# Homelessness in the US (2023): Exploratory Data Analysis
This notebook provides an exploratory data analysis (EDA) of homelessness in the United States for the year 2023. The dataset includes information on the number of individuals and family members experiencing homelessness in each state, along with the state's population and region.
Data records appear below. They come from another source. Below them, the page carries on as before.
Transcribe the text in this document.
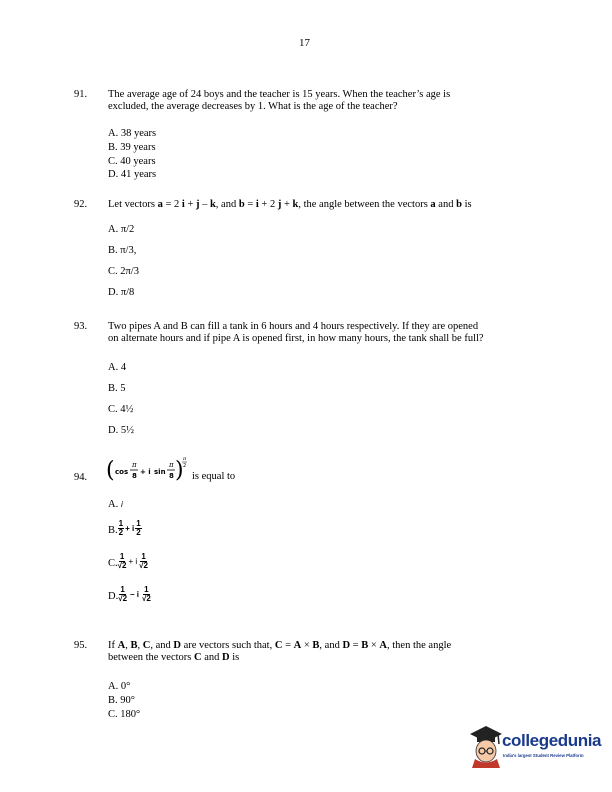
17
91. The average age of 24 boys and the teacher is 15 years. When the teacher’s age is
excluded, the average decreases by 1. What is the age of the teacher?
A. 38 years
B. 39 years
C. 40 years
D. 41 years
92. Let vectors a = 2 i + j – k, and b = i + 2 j + k, the angle between the vectors a and b is
A. π/2
B. π/3,
C. 2π/3
D. π/8
93. Two pipes A and B can fill a tank in 6 hours and 4 hours respectively. If they are opened
on alternate hours and if pipe A is opened first, in how many hours, the tank shall be full?
A. 4
B. 5
C. 4½
D. 5½
94. ( cos
π
8 + i sin
π
8 ) π
2
is equal to
A. i
B. $\frac{1}{2} + i \frac{1}{2}$
C. $\frac{1}{√2} + i \frac{1}{√2}$
D. $\frac{1}{√2}$ – i $\frac{1}{√2}$
95. If A, B, C, and D are vectors such that, C = A × B, and D = B × A, then the angle
between the vectors C and D is
A. 0°
B. 90°
C. 180°
collegedunia
India's largest Student Review Platform
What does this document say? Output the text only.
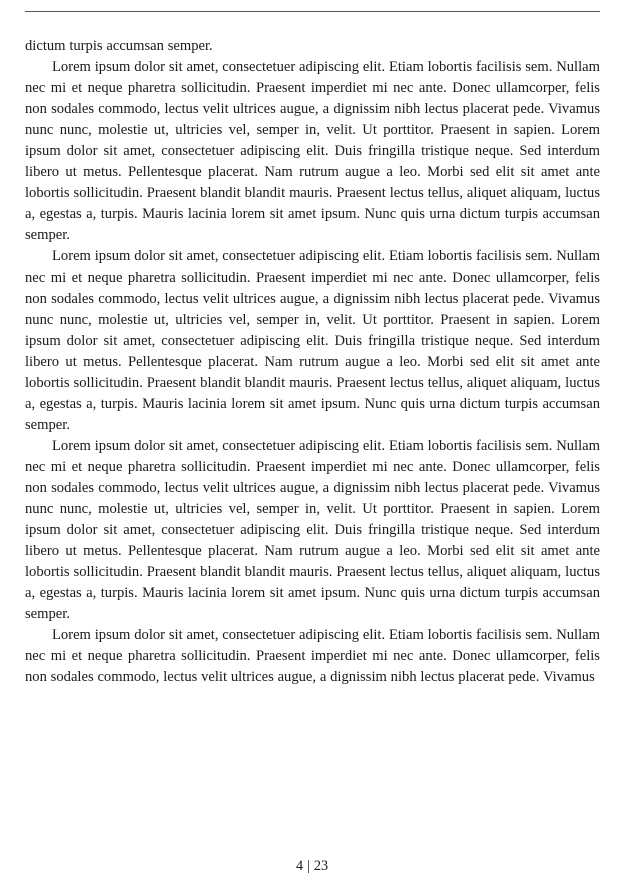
dictum turpis accumsan semper.

Lorem ipsum dolor sit amet, consectetuer adipiscing elit. Etiam lobortis facilisis sem. Nullam nec mi et neque pharetra sollicitudin. Praesent imperdiet mi nec ante. Donec ullamcorper, felis non sodales commodo, lectus velit ultrices augue, a dignissim nibh lectus placerat pede. Vivamus nunc nunc, molestie ut, ultricies vel, semper in, velit. Ut porttitor. Praesent in sapien. Lorem ipsum dolor sit amet, consectetuer adipiscing elit. Duis fringilla tristique neque. Sed interdum libero ut metus. Pellentesque placerat. Nam rutrum augue a leo. Morbi sed elit sit amet ante lobortis sollicitudin. Praesent blandit blandit mauris. Praesent lectus tellus, aliquet aliquam, luctus a, egestas a, turpis. Mauris lacinia lorem sit amet ipsum. Nunc quis urna dictum turpis accumsan semper.

Lorem ipsum dolor sit amet, consectetuer adipiscing elit. Etiam lobortis facilisis sem. Nullam nec mi et neque pharetra sollicitudin. Praesent imperdiet mi nec ante. Donec ullamcorper, felis non sodales commodo, lectus velit ultrices augue, a dignissim nibh lectus placerat pede. Vivamus nunc nunc, molestie ut, ultricies vel, semper in, velit. Ut porttitor. Praesent in sapien. Lorem ipsum dolor sit amet, consectetuer adipiscing elit. Duis fringilla tristique neque. Sed interdum libero ut metus. Pellentesque placerat. Nam rutrum augue a leo. Morbi sed elit sit amet ante lobortis sollicitudin. Praesent blandit blandit mauris. Praesent lectus tellus, aliquet aliquam, luctus a, egestas a, turpis. Mauris lacinia lorem sit amet ipsum. Nunc quis urna dictum turpis accumsan semper.

Lorem ipsum dolor sit amet, consectetuer adipiscing elit. Etiam lobortis facilisis sem. Nullam nec mi et neque pharetra sollicitudin. Praesent imperdiet mi nec ante. Donec ullamcorper, felis non sodales commodo, lectus velit ultrices augue, a dignissim nibh lectus placerat pede. Vivamus nunc nunc, molestie ut, ultricies vel, semper in, velit. Ut porttitor. Praesent in sapien. Lorem ipsum dolor sit amet, consectetuer adipiscing elit. Duis fringilla tristique neque. Sed interdum libero ut metus. Pellentesque placerat. Nam rutrum augue a leo. Morbi sed elit sit amet ante lobortis sollicitudin. Praesent blandit blandit mauris. Praesent lectus tellus, aliquet aliquam, luctus a, egestas a, turpis. Mauris lacinia lorem sit amet ipsum. Nunc quis urna dictum turpis accumsan semper.

Lorem ipsum dolor sit amet, consectetuer adipiscing elit. Etiam lobortis facilisis sem. Nullam nec mi et neque pharetra sollicitudin. Praesent imperdiet mi nec ante. Donec ullamcorper, felis non sodales commodo, lectus velit ultrices augue, a dignissim nibh lectus placerat pede. Vivamus

4 | 23
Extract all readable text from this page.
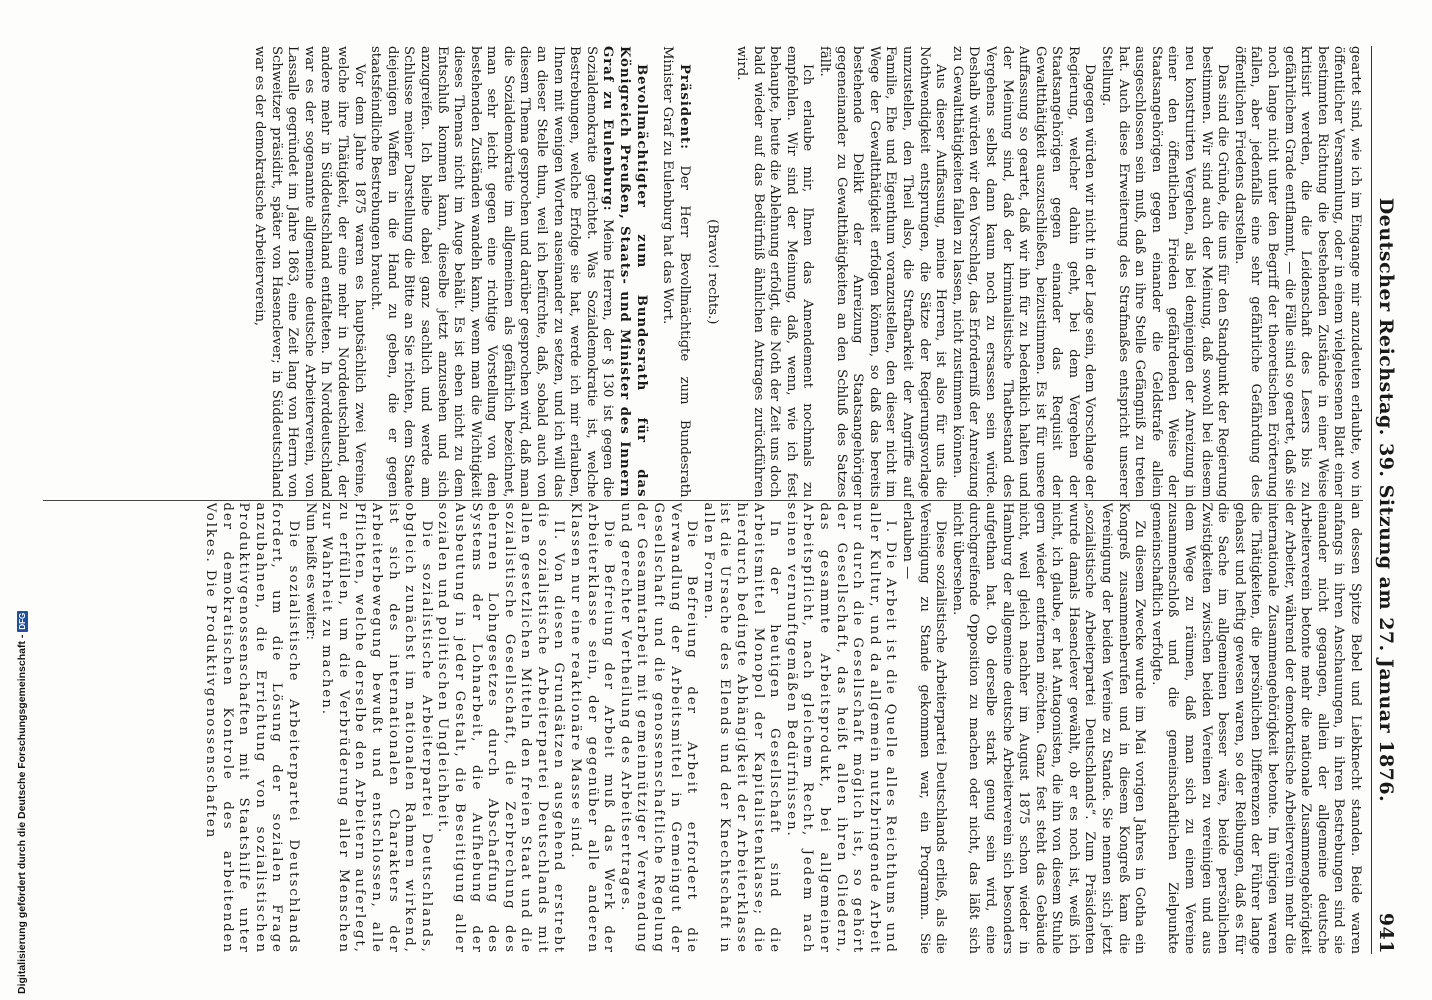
Deutscher Reichstag. 39. Sitzung am 27. Januar 1876.
941

geartet sind, wie ich im Eingange mir anzudeuten erlaubte, wo in öffentlicher Versammlung, oder in einem vielgelesenen Blatt einer bestimmten Richtung die bestehenden Zustände in einer Weise kritisirt werden, die die Leidenschaft des Lesers bis zu gefährlichem Grade entflammt, — die Fälle sind so geartet, daß sie noch lange nicht unter den Begriff der theoretischen Erörterung fallen, aber jedenfalls eine sehr gefährliche Gefährdung des öffentlichen Friedens darstellen.

Das sind die Gründe, die uns für den Standpunkt der Regierung bestimmen. Wir sind auch der Meinung, daß sowohl bei diesem neu konstruirten Vergehen, als bei demjenigen der Anreizung in einer den öffentlichen Frieden gefährdenden Weise der Staatsangehörigen gegen einander die Geldstrafe allein ausgeschlossen sein muß, daß an ihre Stelle Gefängniß zu treten hat. Auch diese Erweiterung des Strafmaßes entspricht unserer Stellung.

Dagegen würden wir nicht in der Lage sein, dem Vorschlage der Regierung, welcher dahin geht, bei dem Vergehen der Staatsangehörigen gegen einander das Requisit der Gewaltthätigkeit auszuschließen, beizustimmen. Es ist für unsere Auffassung so geartet, daß wir ihn für zu bedenklich halten und der Meinung sind, daß der kriminalistische Thatbestand des Vergehens selbst dann kaum noch zu ersassen sein würde. Deshalb würden wir den Vorschlag, das Erforderniß der Anreizung zu Gewaltthätigkeiten fallen zu lassen, nicht zustimmen können.

Aus dieser Auffassung, meine Herren, ist also für uns die Nothwendigkeit entsprungen, die Sätze der Regierungsvorlage umzustellen, den Theil also, die Strafbarkeit der Angriffe auf Familie, Ehe und Eigenthum voranzustellen, den dieser nicht im Wege der Gewaltthätigkeit erfolgen können, so daß das bereits bestehende Delikt der Anreizung Staatsangehöriger gegeneinander zu Gewaltthätigkeiten an den Schluß des Satzes fällt.

Ich erlaube mir, Ihnen das Amendement nochmals zu empfehlen. Wir sind der Meinung, daß, wenn, wie ich fest behaupte, heute die Ablehnung erfolgt, die Noth der Zeit uns doch bald wieder auf das Bedürfniß ähnlichen Antrages zurückführen wird.

(Bravo! rechts.)

Präsident: Der Herr Bevollmächtigte zum Bundesrath Minister Graf zu Eulenburg hat das Wort.

Bevollmächtigter zum Bundesrath für das Königreich Preußen, Staats- und Minister des Innern Graf zu Eulenburg: Meine Herren, der § 130 ist gegen die Sozialdemokratie gerichtet. Was Sozialdemokratie ist, welche Bestrebungen, welche Erfolge sie hat, werde ich mir erlauben, Ihnen mit wenigen Worten auseinander zu setzen, und ich will das an dieser Stelle thun, weil ich befürchte, daß, sobald auch von diesem Thema gesprochen und darüber gesprochen wird, daß man die Sozialdemokratie im allgemeinen als gefährlich bezeichnet, man sehr leicht gegen eine richtige Vorstellung von den bestehenden Zuständen wandeln kann, wenn man die Wichtigkeit dieses Themas nicht im Auge behält. Es ist eben nicht zu dem Entschluß kommen kann, dieselbe jetzt anzusehen und sich anzugreifen. Ich bleibe dabei ganz sachlich und werde am Schlusse meiner Darstellung die Bitte an Sie richten, dem Staate diejenigen Waffen in die Hand zu geben, die er gegen staatsfeindliche Bestrebungen braucht.

Vor dem Jahre 1875 waren es hauptsächlich zwei Vereine, welche ihre Thätigkeit, der eine mehr in Norddeutschland, der andere mehr in Süddeutschland entfalteten. In Norddeutschland war es der sogenannte allgemeine deutsche Arbeiterverein, von Lassalle gegründet im Jahre 1863, eine Zeit lang von Herrn von Schweitzer präsidirt, später von Hasenclever; in Süddeutschland war es der demokratische Arbeiterverein,

an dessen Spitze Bebel und Liebknecht standen. Beide waren anfangs in ihren Anschauungen, in ihren Bestrebungen sind sie einander nicht gegangen, allein der allgemeine deutsche Arbeiterverein betonte mehr die nationale Zusammengehörigkeit der Arbeiter, während der demokratische Arbeiterverein mehr die internationale Zusammengehörigkeit betonte. Im übrigen waren die Thätigkeiten, die persönlichen Differenzen der Führer lange gehasst und heftig gewesen waren, so der Reibungen, daß es für die Sache im allgemeinen besser wäre, beide persönlichen Zwistigkeiten zwischen beiden Vereinen zu vereinigen und aus dem Wege zu räumen, daß man sich zu einem Vereine zusammenschloß und die gemeinschaftlichen Zielpunkte gemeinschaftlich verfolgte.

Zu diesem Zwecke wurde im Mai vorigen Jahres in Gotha ein Kongreß zusammenberufen und in diesem Kongreß kam die Vereinigung der beiden Vereine zu Stande. Sie nennen sich jetzt „sozialistische Arbeiterpartei Deutschlands“. Zum Präsidenten wurde damals Hasenclever gewählt, ob er es noch ist, weiß ich nicht, ich glaube, er hat Antagonisten, die ihn von diesem Stuhle gern wieder entfernen möchten. Ganz fest steht das Gebäude nicht, weil gleich nachher im August 1875 schon wieder in Hamburg der allgemeine deutsche Arbeiterverein sich besonders aufgethan hat. Ob derselbe stark genug sein wird, eine durchgreifende Opposition zu machen oder nicht, das läßt sich nicht übersehen.

Diese sozialistische Arbeiterpartei Deutschlands erließ, als die Vereinigung zu Stande gekommen war, ein Programm. Sie erlauben —

I. Die Arbeit ist die Quelle alles Reichthums und aller Kultur, und da allgemein nutzbringende Arbeit nur durch die Gesellschaft möglich ist, so gehört der Gesellschaft, das heißt allen ihren Gliedern, das gesammte Arbeitsprodukt, bei allgemeiner Arbeitspflicht, nach gleichem Recht, Jedem nach seinen vernunftgemäßen Bedürfnissen.

In der heutigen Gesellschaft sind die Arbeitsmittel Monopol der Kapitalistenklasse; die hierdurch bedingte Abhängigkeit der Arbeiterklasse ist die Ursache des Elends und der Knechtschaft in allen Formen.

Die Befreiung der Arbeit erfordert die Verwandlung der Arbeitsmittel in Gemeingut der Gesellschaft und die genossenschaftliche Regelung der Gesammtarbeit mit gemeinnütziger Verwendung und gerechter Vertheilung des Arbeitsertrages.

Die Befreiung der Arbeit muß das Werk der Arbeiterklasse sein, der gegenüber alle anderen Klassen nur eine reaktionäre Masse sind.

II. Von diesen Grundsätzen ausgehend erstrebt die sozialistische Arbeiterpartei Deutschlands mit allen gesetzlichen Mitteln den freien Staat und die sozialistische Gesellschaft, die Zerbrechung des ehernen Lohngesetzes durch Abschaffung des Systems der Lohnarbeit, die Aufhebung der Ausbeutung in jeder Gestalt, die Beseitigung aller sozialen und politischen Ungleichheit.

Die sozialistische Arbeiterpartei Deutschlands, obgleich zunächst im nationalen Rahmen wirkend, ist sich des internationalen Charakters der Arbeiterbewegung bewußt und entschlossen, alle Pflichten, welche derselbe den Arbeitern auferlegt, zu erfüllen, um die Verbrüderung aller Menschen zur Wahrheit zu machen.

Nun heißt es weiter:

Die sozialistische Arbeiterpartei Deutschlands fordert, um die Lösung der sozialen Frage anzubahnen, die Errichtung von sozialistischen Produktivgenossenschaften mit Staatshilfe unter der demokratischen Kontrole des arbeitenden Volkes. Die Produktivgenossenschaften

Digitalisierung gefördert durch die Deutsche Forschungsgemeinschaft -
DFG
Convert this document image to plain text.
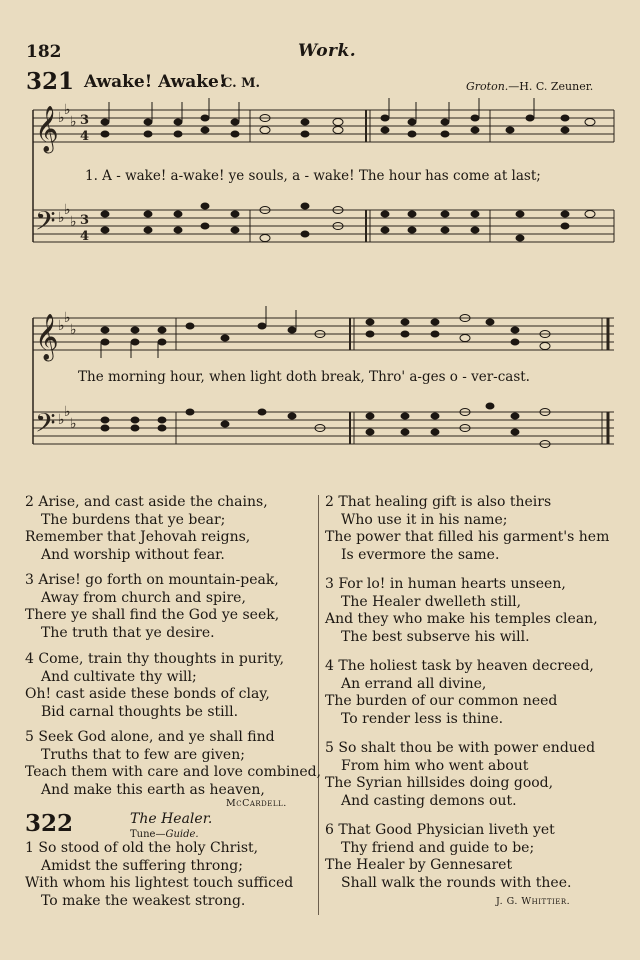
182	Work.
321 Awake! Awake!
C. M.	Groton.—H. C. Zeuner.
𝄞
𝄢
𝄞
𝄢
♭ ♭
♭
♭ ♭
♭
♭ ♭
♭
♭ ♭
♭
3
4
3
4
1. A - wake! a-wake! ye souls, a - wake! The hour has come at last;
The morning hour, when light doth break, Thro' a-ges o - ver-cast.
2 Arise, and cast aside the chains,
The burdens that ye bear;
Remember that Jehovah reigns,
And worship without fear.
3 Arise! go forth on mountain-peak,
Away from church and spire,
There ye shall find the God ye seek,
The truth that ye desire.
4 Come, train thy thoughts in purity,
And cultivate thy will;
Oh! cast aside these bonds of clay,
Bid carnal thoughts be still.
5 Seek God alone, and ye shall find
Truths that to few are given;
Teach them with care and love combined,
And make this earth as heaven,
McCardell.
322	The Healer.
Tune—Guide.
1 So stood of old the holy Christ,
Amidst the suffering throng;
With whom his lightest touch sufficed
To make the weakest strong.
2 That healing gift is also theirs
Who use it in his name;
The power that filled his garment's hem
Is evermore the same.
3 For lo! in human hearts unseen,
The Healer dwelleth still,
And they who make his temples clean,
The best subserve his will.
4 The holiest task by heaven decreed,
An errand all divine,
The burden of our common need
To render less is thine.
5 So shalt thou be with power endued
From him who went about
The Syrian hillsides doing good,
And casting demons out.
6 That Good Physician liveth yet
Thy friend and guide to be;
The Healer by Gennesaret
Shall walk the rounds with thee.
J. G. Whittier.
The goal is to understand patterns and key insights from the data.

## Data Loading

In [None]:
import pandas as pd
import matplotlib.pyplot as plt
import seaborn as sns

# Load the dataset
df = pd.read_csv('homelessness_in_US_2023.csv')
df.head()

## Basic Inspection

In [None]:
# Shape of the dataset
df.shape

In [None]:
# Data types and missing values
df.info()

In [None]:
# Descriptive statistics
df.describe()

In [None]:
# Unique regions
df['region'].unique()

## Data Cleaning

In [None]:
# Check for null values
df.isnull().sum()

In [None]:
# Ensure correct data types
df['state_pop'] = pd.to_numeric(df['state_pop'], errors='coerce')

In [None]:
# Create new columns for total homeless and homeless per 100,000
df['total_homeless'] = df['individuals'] + df['family_members']
df['homeless_per_100k'] = (df['total_homeless'] / df['state_pop']) * 100000
df.head()

## Data Visualization

In [None]:
top_10_states = df.sort_values('total_homeless', ascending=False).head(10)
plt.figure(figsize=(12,6))
sns.barplot(x='state', y='total_homeless', data=top_10_states, palette='Reds_r')
plt.title('Top 10 States by Total Homeless Population (2023)')
plt.xticks(rotation=45)
plt.tight_layout()
plt.show()

In [None]:
plt.figure(figsize=(12,6))
sns.boxplot(x='region', y='homeless_per_100k', data=df)
plt.title('Homelessness per 100,000 People by Region')
plt.xticks(rotation=45)
plt.tight_layout()
plt.show()

## Key Findings
- **California** has the highest number of homeless individuals by far.
- There is considerable regional variation, with western states showing higher per capita homelessness.
- Some smaller states (like Alaska and Hawaii) have high homelessness rates relative to their populations.
- Data quality appears to be good, with no missing values or major formatting issues.

## Conclusion
This exploratory analysis provides insights into homelessness in the US for 2023. Further analysis could involve time series data, policy impacts, or correlating with other socioeconomic factors.